Thank you so much, I hope to hear from you. I know this writing is all over the place and jumping from topic to topic so let me know if you would like me to re-write this in a more concise way. 
Best,

Dr Blake's comment: I am so sorry I was late to respond. Keep me in the loop. Typically the more we learn now, even if you have to have surgery, the smarter we are after surgery. Rich

Saturday, September 3, 2016

Meniscal Tears at the Knee: Some Can Avoid Surgery

For years, the docs at my office have offered a very conservative approach to some meniscal tears at the knee. I injured my right medial meniscus in 2009, and presently have avoided the knife. You want a surgeon to give you the option, when appropriate. Our office is lucky to have surgeons and non-surgeons. If the non-surgeon tells you to have surgery, you probably need it. 100% of the bucket handle tears that prevent the knee from moving need surgery, but these are a small minority. If an MRI shows you a tear, seek the opinion of a non-surgeon, or conservative surgeon, to attempt a 12 week rehab period. 
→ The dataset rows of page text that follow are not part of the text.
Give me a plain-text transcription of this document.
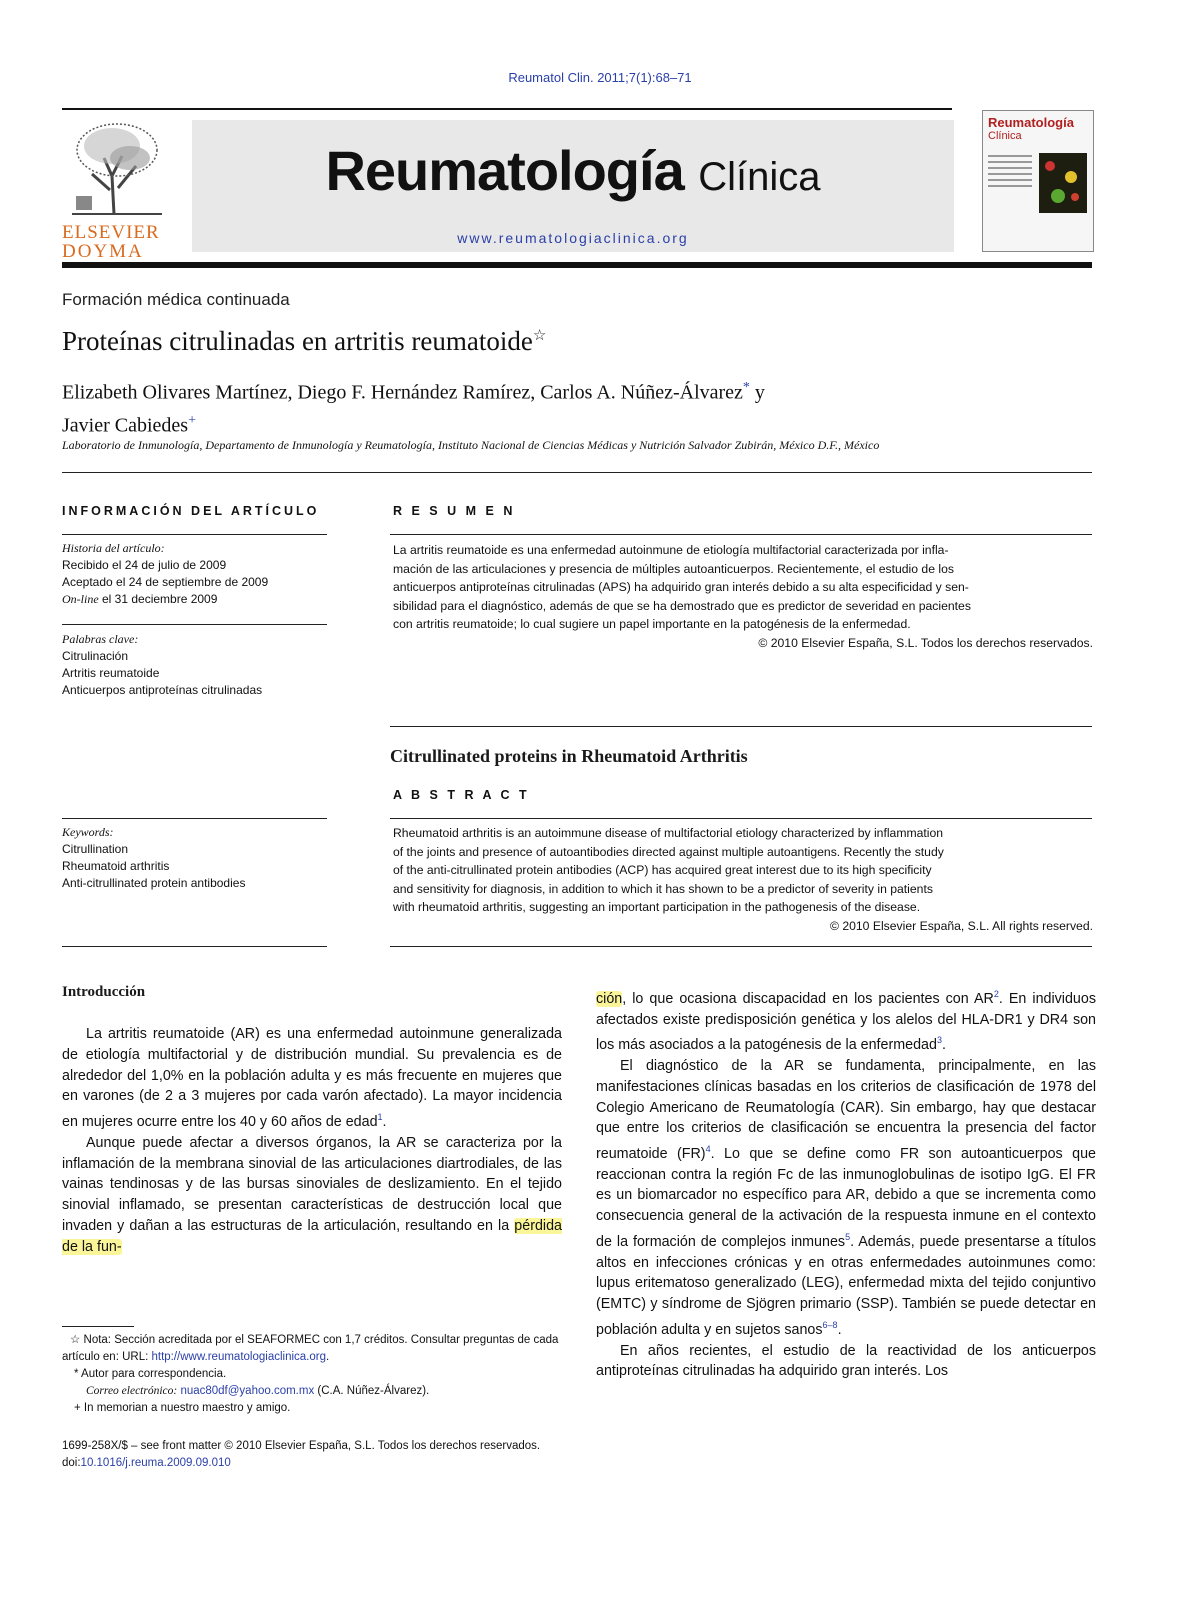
Reumatol Clin. 2011;7(1):68–71
ELSEVIER
DOYMA
Reumatología Clínica
www.reumatologiaclinica.org
Reumatología
Clínica
Formación médica continuada
Proteínas citrulinadas en artritis reumatoide☆
Elizabeth Olivares Martínez, Diego F. Hernández Ramírez, Carlos A. Núñez-Álvarez* y
Javier Cabiedes+
Laboratorio de Inmunología, Departamento de Inmunología y Reumatología, Instituto Nacional de Ciencias Médicas y Nutrición Salvador Zubirán, México D.F., México
INFORMACIÓN DEL ARTÍCULO
Historia del artículo:
Recibido el 24 de julio de 2009
Aceptado el 24 de septiembre de 2009
On-line el 31 deciembre 2009
Palabras clave:
Citrulinación
Artritis reumatoide
Anticuerpos antiproteínas citrulinadas
Keywords:
Citrullination
Rheumatoid arthritis
Anti-citrullinated protein antibodies
R E S U M E N
La artritis reumatoide es una enfermedad autoinmune de etiología multifactorial caracterizada por infla-
mación de las articulaciones y presencia de múltiples autoanticuerpos. Recientemente, el estudio de los
anticuerpos antiproteínas citrulinadas (APS) ha adquirido gran interés debido a su alta especificidad y sen-
sibilidad para el diagnóstico, además de que se ha demostrado que es predictor de severidad en pacientes
con artritis reumatoide; lo cual sugiere un papel importante en la patogénesis de la enfermedad.
© 2010 Elsevier España, S.L. Todos los derechos reservados.
Citrullinated proteins in Rheumatoid Arthritis
A B S T R A C T
Rheumatoid arthritis is an autoimmune disease of multifactorial etiology characterized by inflammation
of the joints and presence of autoantibodies directed against multiple autoantigens. Recently the study
of the anti-citrullinated protein antibodies (ACP) has acquired great interest due to its high specificity
and sensitivity for diagnosis, in addition to which it has shown to be a predictor of severity in patients
with rheumatoid arthritis, suggesting an important participation in the pathogenesis of the disease.
© 2010 Elsevier España, S.L. All rights reserved.
Introducción

La artritis reumatoide (AR) es una enfermedad autoinmune generalizada de etiología multifactorial y de distribución mundial. Su prevalencia es de alrededor del 1,0% en la población adulta y es más frecuente en mujeres que en varones (de 2 a 3 mujeres por cada varón afectado). La mayor incidencia en mujeres ocurre entre los 40 y 60 años de edad$^1$.

Aunque puede afectar a diversos órganos, la AR se caracteriza por la inflamación de la membrana sinovial de las articulaciones diartrodiales, de las vainas tendinosas y de las bursas sinoviales de deslizamiento. En el tejido sinovial inflamado, se presentan características de destrucción local que invaden y dañan a las estructuras de la articulación, resultando en la pérdida de la fun-

ción, lo que ocasiona discapacidad en los pacientes con $AR^2$. En individuos afectados existe predisposición genética y los alelos del HLA-DR1 y DR4 son los más asociados a la patogénesis de la enfermedad$^3$.

El diagnóstico de la AR se fundamenta, principalmente, en las manifestaciones clínicas basadas en los criterios de clasificación de 1978 del Colegio Americano de Reumatología (CAR). Sin embargo, hay que destacar que entre los criterios de clasificación se encuentra la presencia del factor reumatoide (FR)$^4$. Lo que se define como FR son autoanticuerpos que reaccionan contra la región Fc de las inmunoglobulinas de isotipo IgG. El FR es un biomarcador no específico para AR, debido a que se incrementa como consecuencia general de la activación de la respuesta inmune en el contexto de la formación de complejos inmunes$^5$. Además, puede presentarse a títulos altos en infecciones crónicas y en otras enfermedades autoinmunes como: lupus eritematoso generalizado (LEG), enfermedad mixta del tejido conjuntivo (EMTC) y síndrome de Sjögren primario (SSP). También se puede detectar en población adulta y en sujetos sanos$^{6-8}$.

En años recientes, el estudio de la reactividad de los anticuerpos antiproteínas citrulinadas ha adquirido gran interés. Los

☆ Nota: Sección acreditada por el SEAFORMEC con 1,7 créditos. Consultar preguntas de cada artículo en: URL: http://www.reumatologiaclinica.org.
* Autor para correspondencia.
Correo electrónico: nuac80df@yahoo.com.mx (C.A. Núñez-Álvarez).
+ In memorian a nuestro maestro y amigo.
1699-258X/$ – see front matter © 2010 Elsevier España, S.L. Todos los derechos reservados.
doi:10.1016/j.reuma.2009.09.010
http://www.anklefootmd.com/meniscal-tears-exercise-beneficial-surgery/

Followup on Sesamoid Fracture


Hello Dr Blake

Hope you're doing good.

This is in continuation of the mail I sent you in June,
which was after the initial period of misdiagnosis. (three months from mid Feb to May).

The next 12 weeks (mid May to mid August) I spent with minimal activity, very gradually increasing it but with lot of restrictions and care. Couldn't get an anklizer hence managed with Crocs and sneakers using metatarsal pads and foam / sponge  for padding
I have been continuing with contrast baths (twice daily)
Tying the foot with a bandage at night,which has helped a lot in arresting the swelling and pain both.  

So for the last 8 weeks I've had almost no swelling and pain level 1 to 2 occasionally. 
Yesterday I gave my self a little more liberty and climbed stairs and stood for a longer period of time ,as a result I have pain in the foot and when I walk there is a slight pain where the injured  bone is. Maybe pain level 3,which is better after contrast bathing the foot.

Not begun driving yet.

I have been doing some exercises which I saw on your blog - metatarsal doming,(though I am unable to see my nails so I guess I'm doing it incorrectly).Also bringing the toes together and pointing them outwards and pointing the toes down.

The MRI of the foot was done in March end but did not show a fracture ,it was seen in the x-ray the images of which I sent you when I last wrote. Got a repeat done in end  June, sending you those images with this mail.
Dr Blake's comment: The sesamoid x rays show a fracture or bipartite, not conclusive.

On the whole I'm a lot better but wondering how it will be once I get back to routine  activities in full swing.
Dr Blake's comment: The next 3 months are a gradual return to some activity, as long as you can keep the pain level between 0-2.

When should I get another MRI / X- ray done to assess the condition ? Dr Blake's comment: I can not remember your MRI, but you said it did not show a fracture. If it showed some bone edema, we can see if that is getting better. As close to 6 months between the MRIs is preferable, but not exact.

When can I start driving and increase other activity which involves the foot? Dr Blake's comment: Typically now, hope you have mastered dancer's pads, cluffy wedges, and spica taping. Do you have an orthotic that helps? A stiff post op shoe with dancer's pad is a nice way to start driving, as long as you feel that it is safe. 

What should be the next step in the treatment and which are the specific exercises I should do to strengthen my foot?
Dr Blake's comment: Yes, you are venturing into the re-strengthening phase of rehab.


Whatever guidance  I'm getting is through your blog, and am trying to follow it to the best of my understanding.

Thank you for being there for all of us with distressed sesmoids ,its the most informative site I've come across regarding this problem.

Regards
Dr Blake's comment: I am happy to help. A PT should be able to show you the nuisances of these exercise. Take it one month at a month. Good luck!!